5 common myths about FGM

Female genital mutilation (FGM), also known as female genital cutting, is a form of gender-based violence that continues to be practiced across the world, despite being internationally recognized as a violation of human rights of women and girls.

There are many misconceptions about the harmful – and at times fatal – practice of FGM, including what it is, why it persists and whether it can ever be eradicated.

Here are 5 of the most common FGM myths debunked.

Myth #1: FGM is one standard procedure

Fact: The World Health Organization identifies 4 types of Female Genital Mutilation procedures which range in risk and severity – all procedures involving partial or total removal of the external female genitalia or other injury to the female genital organs for non-medical reasons.

Myth #2: FGM is no different from male circumcision

Fact: Male circumcision is a common procedure in some communities involving the removal of the foreskin on genitalia. The health consequences of male circumcision are drastically different when compared to FGM. According to the World Health Organisation, circumcision of male babies results in “a very low rate of adverse events, which are usually minor (0.2-0.4%)”.

Female genital mutilation, on the other hand, is the cutting and/or partial or total removal of genitalia itself. It is estimated that FGM is performed by a medical professional on one in five girls; more often, however, it is performed by community elders, practitioners of traditional medicine, and relatives in rural settings. It is also often performed in unsanitary environments using old knives, razor blades, scissors or broken glass, and without anesthetic. The average age for girls to undergo FGM is between 7 and 10 years old.

Adverse effects of FGM include painful intercourse, menstrual blockage, urinary blockage and infection, wound infection, septicaemia and even death. In fact, women who have undergone FGM are twice as likely to die during childbirth and are more likely to give birth to a stillborn baby than those who haven’t.

Girl standing in market with hands on hips

“After I was cut, my life changed. My dreams for the future were gone. I was told I had become an adult and that I needed to have a husband. I was 13 years old. Lots of men came to our house to propose but I didn’t want to get married so I said no. I wanted to stay in school and study.” –  Beatrice, FGM survivor from Tanzania

Myth #3: FGM is a religious custom

Fact: FGM is a cultural tradition, not a religious one.

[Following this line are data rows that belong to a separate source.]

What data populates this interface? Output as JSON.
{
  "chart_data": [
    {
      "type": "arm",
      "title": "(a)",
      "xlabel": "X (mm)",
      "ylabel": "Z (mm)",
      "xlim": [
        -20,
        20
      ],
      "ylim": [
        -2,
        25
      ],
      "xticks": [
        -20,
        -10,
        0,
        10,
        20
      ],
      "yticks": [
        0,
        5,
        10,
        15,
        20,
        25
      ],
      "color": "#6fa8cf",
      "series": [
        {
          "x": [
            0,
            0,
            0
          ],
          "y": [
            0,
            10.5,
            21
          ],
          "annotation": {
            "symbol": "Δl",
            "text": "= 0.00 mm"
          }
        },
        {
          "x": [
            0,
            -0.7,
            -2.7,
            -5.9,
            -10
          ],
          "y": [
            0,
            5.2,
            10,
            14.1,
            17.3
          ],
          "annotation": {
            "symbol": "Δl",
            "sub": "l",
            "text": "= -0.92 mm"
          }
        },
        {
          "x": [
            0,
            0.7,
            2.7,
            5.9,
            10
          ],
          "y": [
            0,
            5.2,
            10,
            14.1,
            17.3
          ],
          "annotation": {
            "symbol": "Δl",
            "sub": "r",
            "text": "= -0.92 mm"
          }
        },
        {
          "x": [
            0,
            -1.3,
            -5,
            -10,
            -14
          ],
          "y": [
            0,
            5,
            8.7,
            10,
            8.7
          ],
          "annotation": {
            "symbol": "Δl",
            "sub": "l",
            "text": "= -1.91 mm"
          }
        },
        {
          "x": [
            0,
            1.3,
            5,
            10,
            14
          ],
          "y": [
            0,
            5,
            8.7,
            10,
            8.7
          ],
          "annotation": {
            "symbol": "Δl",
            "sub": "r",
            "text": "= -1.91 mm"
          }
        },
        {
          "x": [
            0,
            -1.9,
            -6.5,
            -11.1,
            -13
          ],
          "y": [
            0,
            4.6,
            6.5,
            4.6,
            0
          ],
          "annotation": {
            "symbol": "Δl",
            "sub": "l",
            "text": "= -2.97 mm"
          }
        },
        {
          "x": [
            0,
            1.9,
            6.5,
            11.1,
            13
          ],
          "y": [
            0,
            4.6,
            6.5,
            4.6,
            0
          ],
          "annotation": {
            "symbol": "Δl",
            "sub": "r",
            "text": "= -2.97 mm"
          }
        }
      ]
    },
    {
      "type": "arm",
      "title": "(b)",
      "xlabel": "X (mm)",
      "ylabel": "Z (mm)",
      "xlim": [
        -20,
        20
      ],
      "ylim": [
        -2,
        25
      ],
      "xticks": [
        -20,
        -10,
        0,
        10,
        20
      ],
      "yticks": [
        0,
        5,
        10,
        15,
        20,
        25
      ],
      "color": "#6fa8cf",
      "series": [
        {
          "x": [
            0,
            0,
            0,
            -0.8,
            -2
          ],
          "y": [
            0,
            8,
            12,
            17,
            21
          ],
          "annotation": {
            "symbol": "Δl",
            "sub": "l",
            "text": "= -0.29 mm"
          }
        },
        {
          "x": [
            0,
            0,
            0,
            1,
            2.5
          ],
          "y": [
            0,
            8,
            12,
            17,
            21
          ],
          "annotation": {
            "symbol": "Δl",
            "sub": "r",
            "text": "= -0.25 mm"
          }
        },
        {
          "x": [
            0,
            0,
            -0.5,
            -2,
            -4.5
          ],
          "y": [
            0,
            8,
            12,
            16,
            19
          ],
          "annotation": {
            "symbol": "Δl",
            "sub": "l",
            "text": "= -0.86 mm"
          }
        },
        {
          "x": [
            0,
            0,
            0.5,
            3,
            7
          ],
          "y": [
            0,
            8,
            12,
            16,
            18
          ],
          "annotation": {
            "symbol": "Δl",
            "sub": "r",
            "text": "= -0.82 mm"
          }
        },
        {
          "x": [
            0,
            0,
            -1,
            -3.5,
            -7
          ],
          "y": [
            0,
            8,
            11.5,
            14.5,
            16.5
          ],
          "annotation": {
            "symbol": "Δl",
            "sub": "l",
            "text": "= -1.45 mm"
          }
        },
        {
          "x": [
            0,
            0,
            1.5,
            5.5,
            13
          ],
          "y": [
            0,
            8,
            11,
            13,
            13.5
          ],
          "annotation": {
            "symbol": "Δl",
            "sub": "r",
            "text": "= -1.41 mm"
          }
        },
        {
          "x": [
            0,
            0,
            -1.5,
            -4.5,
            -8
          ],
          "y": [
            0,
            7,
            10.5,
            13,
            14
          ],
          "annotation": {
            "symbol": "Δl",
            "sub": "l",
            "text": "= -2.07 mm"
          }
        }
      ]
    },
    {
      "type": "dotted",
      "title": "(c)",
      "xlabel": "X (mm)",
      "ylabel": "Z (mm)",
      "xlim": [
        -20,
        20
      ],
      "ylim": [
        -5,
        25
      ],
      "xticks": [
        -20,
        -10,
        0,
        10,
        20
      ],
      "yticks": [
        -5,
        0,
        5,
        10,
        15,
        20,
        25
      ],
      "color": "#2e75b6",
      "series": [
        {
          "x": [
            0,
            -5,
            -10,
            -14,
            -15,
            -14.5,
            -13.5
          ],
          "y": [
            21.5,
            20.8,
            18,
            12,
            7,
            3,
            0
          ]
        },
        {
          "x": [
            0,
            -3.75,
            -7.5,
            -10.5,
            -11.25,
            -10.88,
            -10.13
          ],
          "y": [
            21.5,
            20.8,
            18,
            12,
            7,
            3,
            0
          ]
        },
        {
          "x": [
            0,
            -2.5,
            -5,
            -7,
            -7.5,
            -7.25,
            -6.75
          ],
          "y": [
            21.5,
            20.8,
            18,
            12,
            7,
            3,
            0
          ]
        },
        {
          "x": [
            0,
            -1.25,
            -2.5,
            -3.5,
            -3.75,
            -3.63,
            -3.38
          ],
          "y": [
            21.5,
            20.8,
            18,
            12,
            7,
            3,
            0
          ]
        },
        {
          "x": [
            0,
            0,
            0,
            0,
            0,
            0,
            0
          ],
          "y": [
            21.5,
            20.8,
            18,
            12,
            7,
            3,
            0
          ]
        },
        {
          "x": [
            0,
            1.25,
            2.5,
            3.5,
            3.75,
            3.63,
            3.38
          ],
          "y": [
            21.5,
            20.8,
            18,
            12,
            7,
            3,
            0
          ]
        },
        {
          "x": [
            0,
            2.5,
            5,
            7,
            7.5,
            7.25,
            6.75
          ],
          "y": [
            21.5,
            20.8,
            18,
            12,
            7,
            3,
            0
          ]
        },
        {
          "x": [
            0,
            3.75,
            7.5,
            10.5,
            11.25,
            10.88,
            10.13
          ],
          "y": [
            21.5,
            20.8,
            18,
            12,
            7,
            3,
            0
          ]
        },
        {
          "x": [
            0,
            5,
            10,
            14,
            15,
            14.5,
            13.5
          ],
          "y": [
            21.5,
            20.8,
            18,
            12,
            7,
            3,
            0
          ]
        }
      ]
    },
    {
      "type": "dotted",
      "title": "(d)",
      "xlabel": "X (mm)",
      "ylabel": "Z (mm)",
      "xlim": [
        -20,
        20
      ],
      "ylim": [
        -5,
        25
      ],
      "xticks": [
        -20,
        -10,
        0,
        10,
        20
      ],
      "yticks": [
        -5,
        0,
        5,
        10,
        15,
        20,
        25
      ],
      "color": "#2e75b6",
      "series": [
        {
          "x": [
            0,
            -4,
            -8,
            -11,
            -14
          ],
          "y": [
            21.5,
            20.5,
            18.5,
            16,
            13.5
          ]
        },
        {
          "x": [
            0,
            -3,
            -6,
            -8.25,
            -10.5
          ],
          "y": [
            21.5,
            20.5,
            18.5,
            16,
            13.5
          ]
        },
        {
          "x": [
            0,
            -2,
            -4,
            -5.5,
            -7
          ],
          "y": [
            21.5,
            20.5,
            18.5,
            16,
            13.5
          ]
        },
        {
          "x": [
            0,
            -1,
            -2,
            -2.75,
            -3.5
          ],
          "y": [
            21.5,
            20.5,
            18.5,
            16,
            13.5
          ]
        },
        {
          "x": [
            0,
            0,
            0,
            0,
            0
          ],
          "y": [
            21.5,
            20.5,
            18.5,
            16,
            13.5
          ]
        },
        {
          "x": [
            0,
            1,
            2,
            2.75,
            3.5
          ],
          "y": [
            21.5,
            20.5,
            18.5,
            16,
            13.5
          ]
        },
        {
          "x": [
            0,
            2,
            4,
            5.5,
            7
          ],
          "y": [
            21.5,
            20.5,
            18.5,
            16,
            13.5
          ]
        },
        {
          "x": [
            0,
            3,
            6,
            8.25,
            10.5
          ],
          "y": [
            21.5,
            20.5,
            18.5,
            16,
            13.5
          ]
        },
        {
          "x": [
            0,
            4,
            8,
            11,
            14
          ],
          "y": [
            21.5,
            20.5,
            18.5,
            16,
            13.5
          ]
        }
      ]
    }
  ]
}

The practice is not cited in any religious texts; however certain communities have come to perceive the practice as a symbol or demonstration of faith.

Around the world, FGM continues to be practised due to discriminatory social and cultural norms that uphold the idea that it preserves a woman’s virginity before marriage, and prevents her from being unfaithful once married.

In addition, certain communities believe that girls are “clean” or “beautiful” only if they are cut. At the root of these beliefs is gender inequality – a perceived need to control female sexuality to preserve family honour.

Myth #4: FGM only happens to a small percentage of girls

Fact: 200 million women and girls alive today have undergone some form of FGM – that’s 5 times the entire population of Canada.

The practice exists in virtually every part of the world but incidence of FGM is highest in many parts of Africa, many Middleast countries and in some parts of South and South East Asia.

Myth #5: FGM can’t be stopped

Fact: It is possible to end FGM.  Progress can be slow, but that doesn’t mean there haven’t been significant strides in upholding girls’ right to protection from this harmful practice.

According to a recent study, rates of female genital mutilation have fallen dramatically among girls in Africa since the 1990s, especially in East Africa – dropping from 71% of girls under 14 in 1995, to 8% in 2016.

In North Africa, the rate fell from almost 60% in 1990 to 14% in 2015.

West Africa also saw a significant drop, from 74% of girls in 1996, to 25% in 2017.

Working with communities to end FGM – once and for all

Plan International works with parents, community leaders, government authorities, children and young people to raise awareness, challenge lawmakers, help transform behaviour and put an end to harmful traditional practices that violate girls’ sexual and reproductive health and rights, including FGM.

A key aspect of our work centres on promoting gender equality as many harmful traditional practices, such as FGM, are often rooted in gender inequality.

Group of girls

Empowered girls in Guinea are learning more about their rights and raising their voices against the practice of FGM.

Our approach emphasizes youth engagement, and creates spaces for young people, and especially girls, to raise their voices and involve their communities and governments in defending and upholding their rights.